The CDC under the Biden presidency has already diverted time and attention away from the pandemic to craft its own Orwellian “Preferred Terms for Select Population Groups & Communities,” so it is little surprise that the “Great Wokening” has continued apace for Medicare. Healthcare expert Chris Pope of the Manhattan Institute notes that Congress already authorized the HHS to make such changes in the name of “health equity” with a 2015 bill, and Pope predicts that in practice, this will likely be a weak incentive for physicians. Nonetheless, it’s a rather telling move from the HHS and the White House more broadly.
Racial disparities of outcome are a very real tragedy across categories of healthcare. Our maternal mortality rate is one of the highest among OECD nations, in no small part due to the fact that black mothers are three times more likely than their white counterparts to die of pregnancy-related causes. More than 4 in 10 black adults suffer from obesity, compared to 3 in 10 white ones, resulting in greater risk of death from COVID.
These are preventable crises.
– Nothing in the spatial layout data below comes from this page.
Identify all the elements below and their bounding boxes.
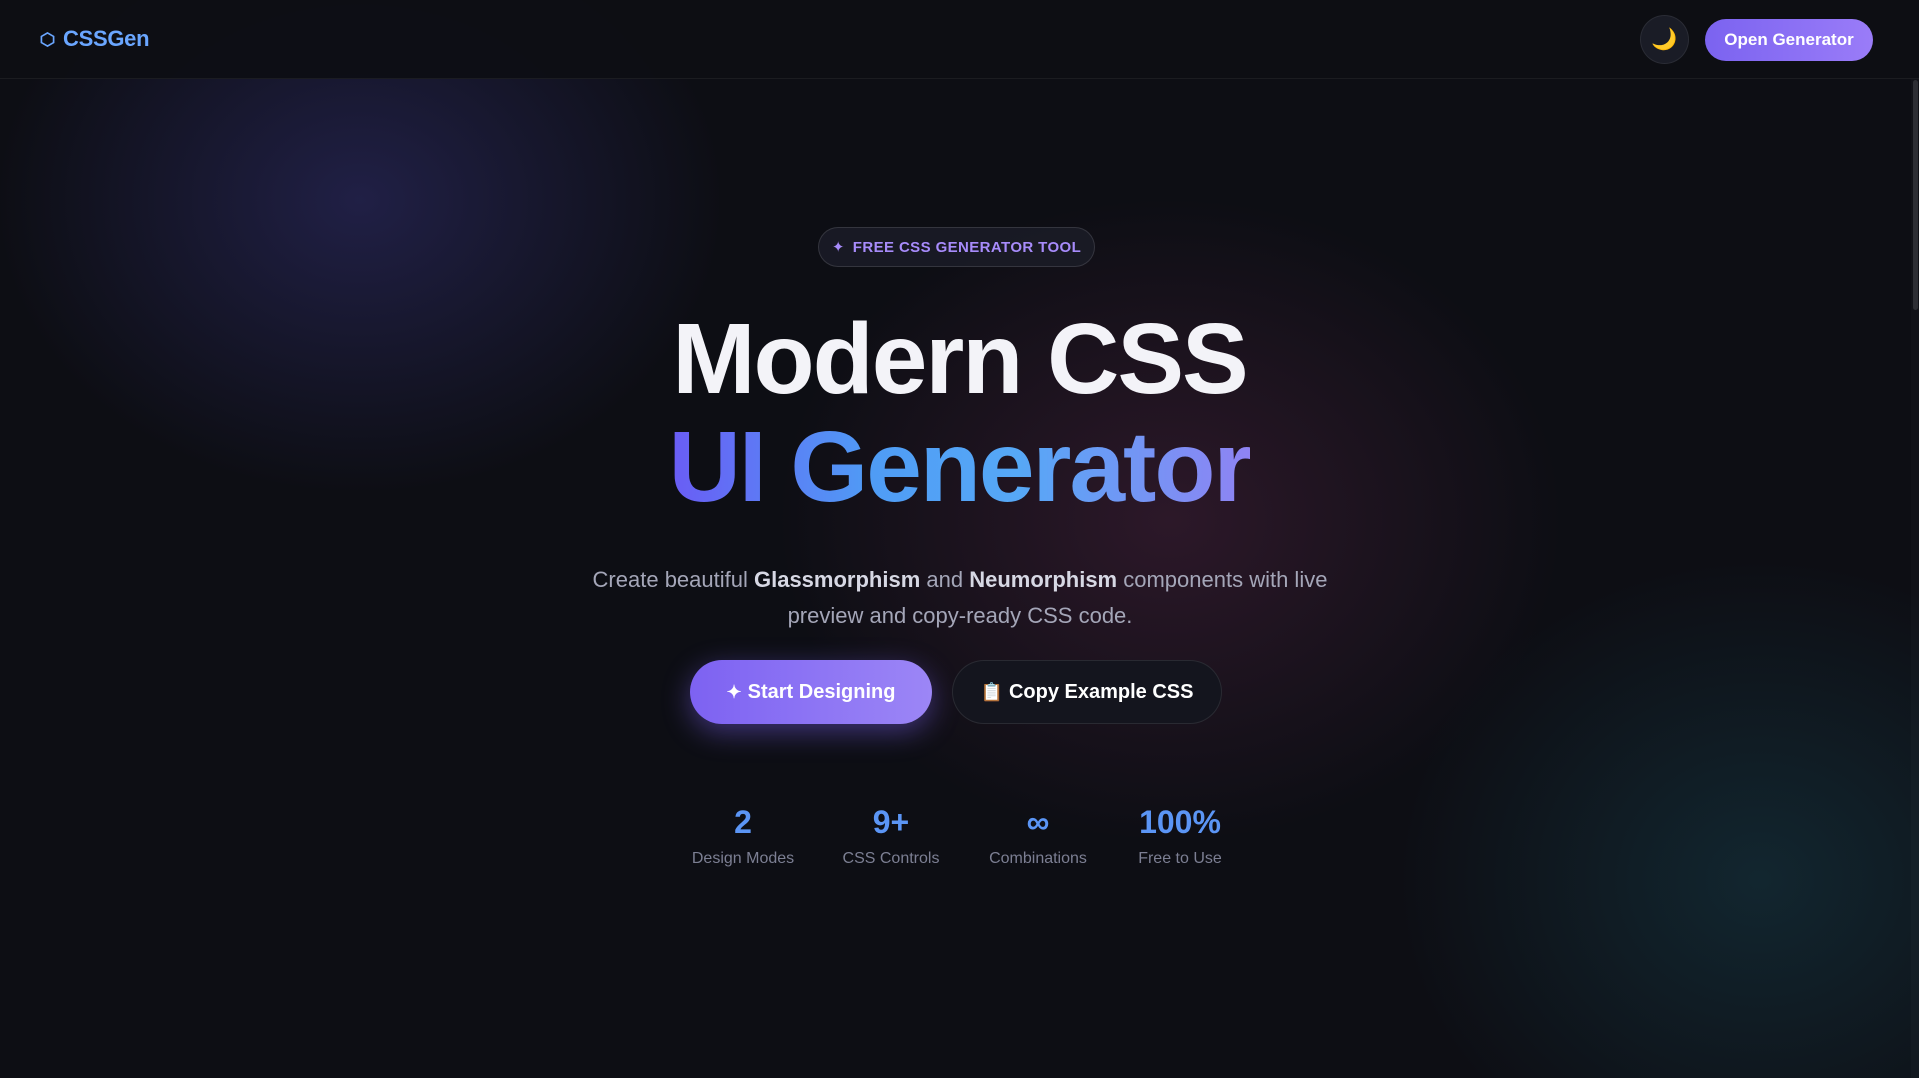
stat-label: Design Modes <box>691 850 795 867</box>
sparkle-icon: ✦ <box>831 239 845 256</box>
hero-title-line-1: Modern CSS <box>672 303 1248 415</box>
scrollbar-thumb[interactable] <box>1913 80 1918 310</box>
stat-combinations: ∞ Combinations <box>958 800 1118 868</box>
subtitle-glassmorphism: Glassmorphism <box>753 567 921 592</box>
stat-label: Free to Use <box>1138 850 1222 867</box>
clipboard-icon: 📋 <box>980 681 1003 702</box>
top-navigation-bar: CSSGen 🌙 Open Generator <box>0 0 1919 79</box>
stat-value: ∞ <box>1026 804 1050 840</box>
theme-toggle-button[interactable]: 🌙 <box>1640 15 1689 64</box>
open-generator-button[interactable]: Open Generator <box>1705 19 1873 61</box>
hero-title-line-2: UI Generator <box>0 412 1919 522</box>
brand-name: CSSGen <box>63 26 150 51</box>
stat-css-controls: 9+ CSS Controls <box>811 800 971 868</box>
stat-value: 2 <box>734 804 752 840</box>
hexagon-icon <box>40 31 55 47</box>
hero-subtitle: Create beautiful Glassmorphism and Neumo… <box>560 562 1360 634</box>
stat-label: CSS Controls <box>842 850 940 867</box>
landing-page: CSSGen 🌙 Open Generator ✦ FREE CSS GENER… <box>0 0 1919 1078</box>
start-designing-label: Start Designing <box>747 680 896 703</box>
hero-title-gradient-text: UI Generator <box>668 411 1253 523</box>
copy-example-css-label: Copy Example CSS <box>1008 680 1194 703</box>
stat-design-modes: 2 Design Modes <box>663 800 823 868</box>
subtitle-text-1: Create beautiful <box>592 567 754 592</box>
sparkle-icon: ✦ <box>726 681 742 702</box>
stat-free-to-use: 100% Free to Use <box>1100 800 1260 868</box>
stat-value: 100% <box>1139 804 1221 840</box>
stat-label: Combinations <box>989 850 1087 867</box>
subtitle-text-2: and <box>920 567 970 592</box>
stats-row: 2 Design Modes 9+ CSS Controls ∞ Combina… <box>0 800 1919 880</box>
copy-example-css-button[interactable]: 📋 Copy Example CSS <box>952 660 1222 724</box>
subtitle-neumorphism: Neumorphism <box>969 567 1118 592</box>
start-designing-button[interactable]: ✦ Start Designing <box>690 660 932 724</box>
stat-value: 9+ <box>872 804 910 840</box>
hero-badge: ✦ FREE CSS GENERATOR TOOL <box>818 227 1095 267</box>
brand-logo[interactable]: CSSGen <box>40 26 150 52</box>
badge-text: FREE CSS GENERATOR TOOL <box>852 238 1082 256</box>
moon-icon: 🌙 <box>1651 27 1678 51</box>
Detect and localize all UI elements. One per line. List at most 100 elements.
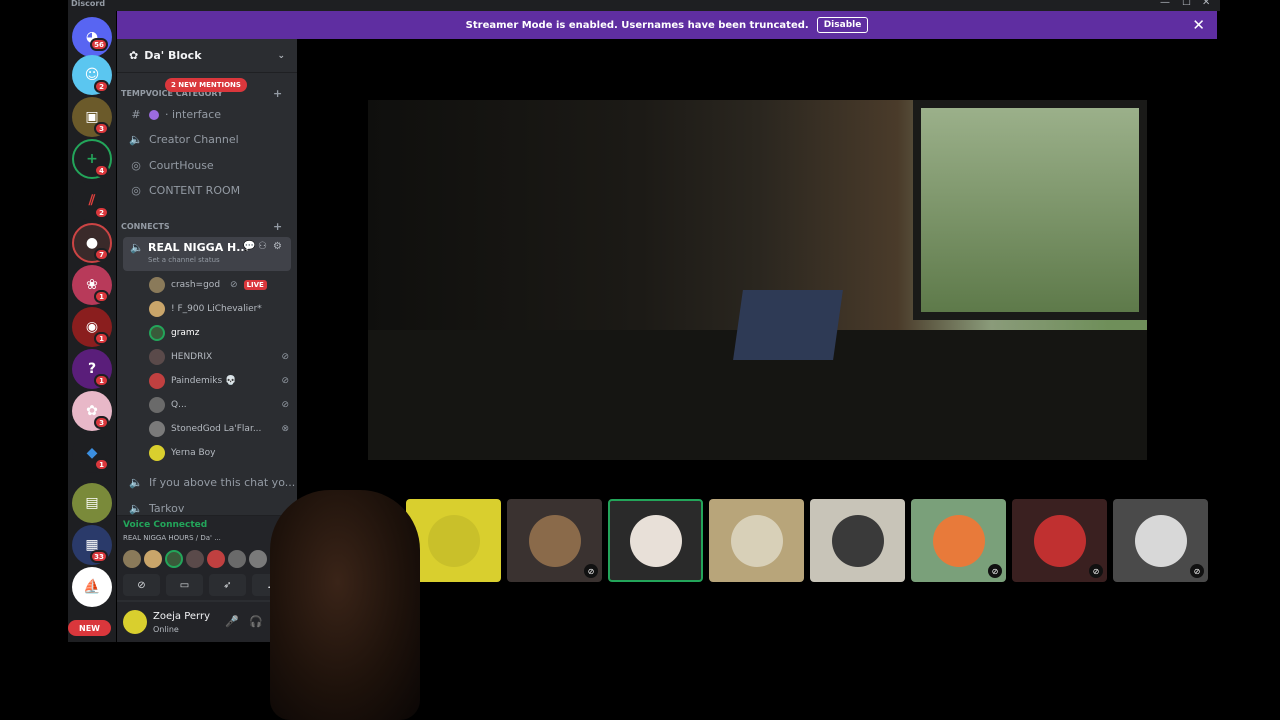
avatar [730,514,783,567]
avatar [932,514,985,567]
channel-status[interactable]: Set a channel status [148,256,220,264]
participant-tile[interactable] [406,499,501,582]
gear-icon[interactable]: ⚙ [273,241,282,252]
stream-video[interactable] [368,100,1147,460]
muted-icon: ⊘ [1190,564,1204,578]
server-header[interactable]: ✿ Da' Block ⌄ [117,39,297,73]
avatar[interactable] [228,550,246,568]
server-name: Da' Block [144,49,202,62]
voice-user[interactable]: Yerna Boy [149,445,289,461]
maximize-button[interactable]: ☐ [1182,0,1191,8]
participant-tile[interactable] [810,499,905,582]
add-channel-icon[interactable]: + [273,220,282,233]
avatar[interactable] [144,550,162,568]
channel-courthouse[interactable]: ◎ CourtHouse [129,159,214,172]
voice-actions: ⊘ ▭ ➶ ♪ [123,574,289,596]
channel-label: Creator Channel [149,133,239,146]
disable-streamer-mode-button[interactable]: Disable [816,17,869,33]
headphones-icon[interactable]: 🎧 [249,615,263,628]
server-badge: 3 [94,416,109,429]
voice-user[interactable]: HENDRIX ⊘ [149,349,289,365]
avatar [149,301,165,317]
direct-messages-icon[interactable]: ◕ [72,17,112,57]
channel-interface[interactable]: # · interface [129,108,221,121]
close-banner-icon[interactable]: ✕ [1192,16,1205,34]
voice-channel-name[interactable]: REAL NIGGA HOURS / Da' ... [123,534,221,542]
stage-icon: ◎ [131,159,141,172]
title-bar: Discord — ☐ ✕ [68,0,1220,11]
user-name: Paindemiks 💀 [171,376,237,386]
avatar [528,514,581,567]
avatar [1033,514,1086,567]
channel-creator[interactable]: 🔈 Creator Channel [129,133,239,146]
server-icon-boat[interactable]: ⛵ [72,567,112,607]
server-badge: 1 [94,374,109,387]
avatar [149,421,165,437]
server-list: ◕ 56 ☺ 2 ▣ 3 + 4 ⫽ 2 ● 7 ❀ 1 ◉ 1 ? 1 ✿ 3… [68,11,116,642]
voice-user[interactable]: StonedGod La'Flar... ⊗ [149,421,289,437]
voice-user[interactable]: Q... ⊘ [149,397,289,413]
microphone-icon[interactable]: 🎤 [225,615,239,628]
channel-if-you-above[interactable]: 🔈 If you above this chat yo... [129,476,295,489]
channel-content-room[interactable]: ◎ CONTENT ROOM [129,184,240,197]
channel-label: · interface [165,108,222,121]
participant-tile[interactable]: ⊘ [507,499,602,582]
server-icon-game[interactable]: ▤ [72,483,112,523]
new-unreads-pill[interactable]: NEW [68,620,111,636]
laptop-image [733,290,843,360]
voice-user[interactable]: gramz [149,325,289,341]
avatar [831,514,884,567]
chat-icon[interactable]: 💬 [243,241,255,252]
speaker-icon: 🔈 [129,476,143,489]
speaker-icon: 🔈 [130,241,144,254]
user-name[interactable]: Zoeja Perry [153,611,210,622]
participant-tile[interactable]: ⊘ [1012,499,1107,582]
avatar [149,325,165,341]
participant-tile[interactable]: ⊘ [1113,499,1208,582]
add-channel-icon[interactable]: + [273,87,282,100]
server-boost-icon: ✿ [129,49,139,62]
invite-icon[interactable]: ⚇ [258,241,267,252]
avatar[interactable] [165,550,183,568]
avatar [1134,514,1187,567]
live-badge: LIVE [243,280,267,290]
channel-label: CourtHouse [149,159,214,172]
xbox-icon: ⊗ [281,424,289,434]
muted-icon: ⊘ [281,376,289,386]
participant-tile[interactable]: ⊘ [911,499,1006,582]
new-mentions-pill[interactable]: 2 NEW MENTIONS [165,78,247,92]
muted-icon: ⊘ [988,564,1002,578]
close-window-button[interactable]: ✕ [1202,0,1210,8]
voice-user[interactable]: crash=god ⊘ LIVE [149,277,289,293]
banner-text: Streamer Mode is enabled. Usernames have… [465,19,809,31]
channel-label: CONTENT ROOM [149,184,241,197]
stage-icon: ◎ [131,184,141,197]
voice-connected-status[interactable]: Voice Connected [123,520,207,530]
voice-user[interactable]: Paindemiks 💀 ⊘ [149,373,289,389]
active-voice-channel[interactable]: 🔈 REAL NIGGA H... Set a channel status 💬… [123,237,291,271]
participant-tile[interactable] [608,499,703,582]
avatar[interactable] [249,550,267,568]
channel-label: Tarkov [149,502,185,515]
channel-tarkov[interactable]: 🔈 Tarkov [129,502,184,515]
participant-tile[interactable] [709,499,804,582]
minimize-button[interactable]: — [1160,0,1170,8]
window-image [913,100,1147,320]
camera-off-icon[interactable]: ⊘ [123,574,160,596]
user-name: StonedGod La'Flar... [171,424,262,434]
muted-icon: ⊘ [1089,564,1103,578]
avatar [149,277,165,293]
screen-share-icon[interactable]: ▭ [166,574,203,596]
avatar[interactable] [186,550,204,568]
chevron-down-icon[interactable]: ⌄ [277,51,285,61]
voice-user[interactable]: ! F_900 LiChevalier* [149,301,289,317]
server-badge: 2 [94,80,109,93]
server-badge: 2 [94,206,109,219]
activity-rocket-icon[interactable]: ➶ [209,574,246,596]
avatar[interactable] [123,550,141,568]
avatar[interactable] [123,610,147,634]
avatar [149,397,165,413]
user-name: gramz [171,328,200,338]
category-connects[interactable]: CONNECTS + [121,220,282,233]
avatar[interactable] [207,550,225,568]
We could ameliorate them by enhancing our suboptimal methods of screening for preeclampsia, the leading cause of black maternal deaths, and shifting the nutritional standards of SNAP coverage to those of WIC, which has proven successful at reducing obesity rates.
Yet these aren’t the solutions HHS is pointing to. Instead, the CMS’s framework to create an “anti-racism plan” looks like it will only promote some silly jargon games like implementing a “language access plan.” If college campuses have provided any indication, doctors fishing for bonuses will likely be better off in the eyes of the bureaucracy by sending Ibram X. Kendi a few grand rather than taking substantive measures to improve disparities of outcome.
Not that any of this matters should Biden (and Republicans, for that matter) continue to blow out the budget. Major healthcare spending — first and foremost, Medicare — is driving our debt into uncharted waters. Should the spending continue apace, we’ll all be equal, packed in the waiting room and lacking care.